They'll be paying long beyond on-prem AD as well. EntraID is becoming the new identity system. If you're already on E3/E5, you might as well make use of it, and making most use of it means being stuck in the whole Microsoft ecosystem.

Why bother looking for alternatives, even if one particular product might be better, when Microsoft gives you literally everything at at least a mediocre level, for one price and pre-integrated.


>Why bother looking for alternatives, even if one particular product might be better, when Microsoft gives you literally everything at at least a mediocre level, for one price and pre-integrated.

This is exactly why we switched from Zoom to Teams


If you keep linking enough problematic options in an "all or nothing" package, at some point people flip to the other choice you are giving them.

It's looking like Windows will be more of an issue here than anything in Office. But either way they can only push people so far.


> It's looking like Windows will be more of an issue here than anything in Office.

And even then, Microsoft will be happy because even if Windows were to dissappear tomorrow, people would still be buying Microsoft 365 licenses and just using the very same tech and app stack from their mac.


Yes. Wordperfect was the favorite of lawyers for a long time.

I'm surprised Google Docs doesn't support all the features lawyers need by now. Seems like a market they'd want to go after, and their .docx conversion seems decent enough for basic formatting, tables, etc.

Curious what the top 3 features are that are missing. The article only mentions multi-level decimal clause numbering (e.g. 9.1.2). Seems like it would be a very easy feature to add. I've heard that line numbering is also a big legal thing, but Docs already has that.
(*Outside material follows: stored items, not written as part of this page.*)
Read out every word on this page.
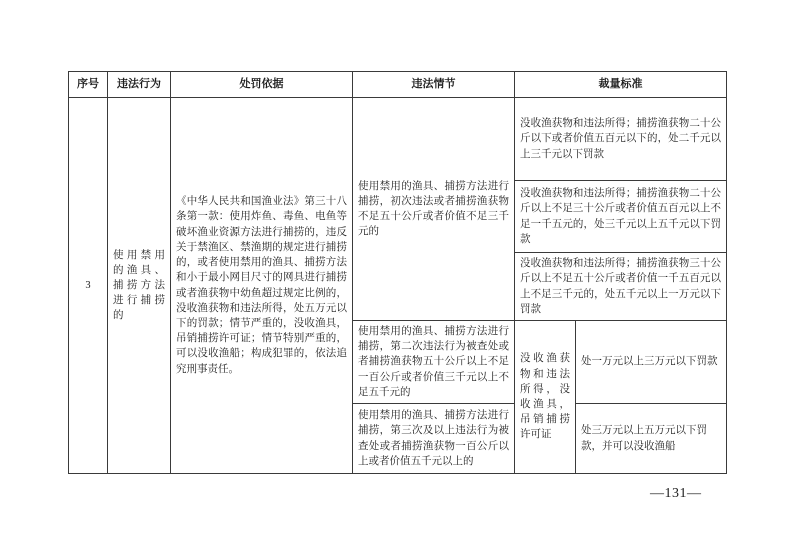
序号	违法行为	处罚依据	违法情节	裁量标准	
3	使用禁用的渔具、捕捞方法进行捕捞的	《中华人民共和国渔业法》第三十八条第一款：使用炸鱼、毒鱼、电鱼等破坏渔业资源方法进行捕捞的，违反关于禁渔区、禁渔期的规定进行捕捞的，或者使用禁用的渔具、捕捞方法和小于最小网目尺寸的网具进行捕捞或者渔获物中幼鱼超过规定比例的，没收渔获物和违法所得，处五万元以下的罚款；情节严重的，没收渔具，吊销捕捞许可证；情节特别严重的，可以没收渔船；构成犯罪的，依法追究刑事责任。	使用禁用的渔具、捕捞方法进行捕捞，初次违法或者捕捞渔获物不足五十公斤或者价值不足三千元的	没收渔获物和违法所得；捕捞渔获物二十公斤以下或者价值五百元以下的，处二千元以上三千元以下罚款	
				没收渔获物和违法所得；捕捞渔获物二十公斤以上不足三十公斤或者价值五百元以上不足一千五元的，处三千元以上五千元以下罚款	
				没收渔获物和违法所得；捕捞渔获物三十公斤以上不足五十公斤或者价值一千五百元以上不足三千元的，处五千元以上一万元以下罚款	
			使用禁用的渔具、捕捞方法进行捕捞，第二次违法行为被查处或者捕捞渔获物五十公斤以上不足一百公斤或者价值三千元以上不足五千元的	没收渔获物和违法所得，没收渔具，吊销捕捞许可证	处一万元以上三万元以下罚款
			使用禁用的渔具、捕捞方法进行捕捞，第三次及以上违法行为被查处或者捕捞渔获物一百公斤以上或者价值五千元以上的		处三万元以上五万元以下罚款，并可以没收渔船
—131—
I actually wrote a detailed breakdown of why Google Docs doesn't meet lawyers' needs!

https://theredline.versionstory.com/p/why-lawyers-will-never...

The short answer is Google Docs:

- Requires all-or-nothing adoption which is a non-starter for law-firms

- Does not support commit atomicity

- Does not store a comprehensive history of the document


It's also not nearly as scriptable as Word is. Word has had macros ("fields") since its first Windows versions, VBA for over 20 years now, it's easy to develop complex add-ons - where I live we've had one for grammar checking for decades now (speaking of that, Google Docs' language features for less popular languages are far behind Word's). Various software supports export to Word and some programs even import from it. You'd be surprised what levels of automation has been achieved with Word.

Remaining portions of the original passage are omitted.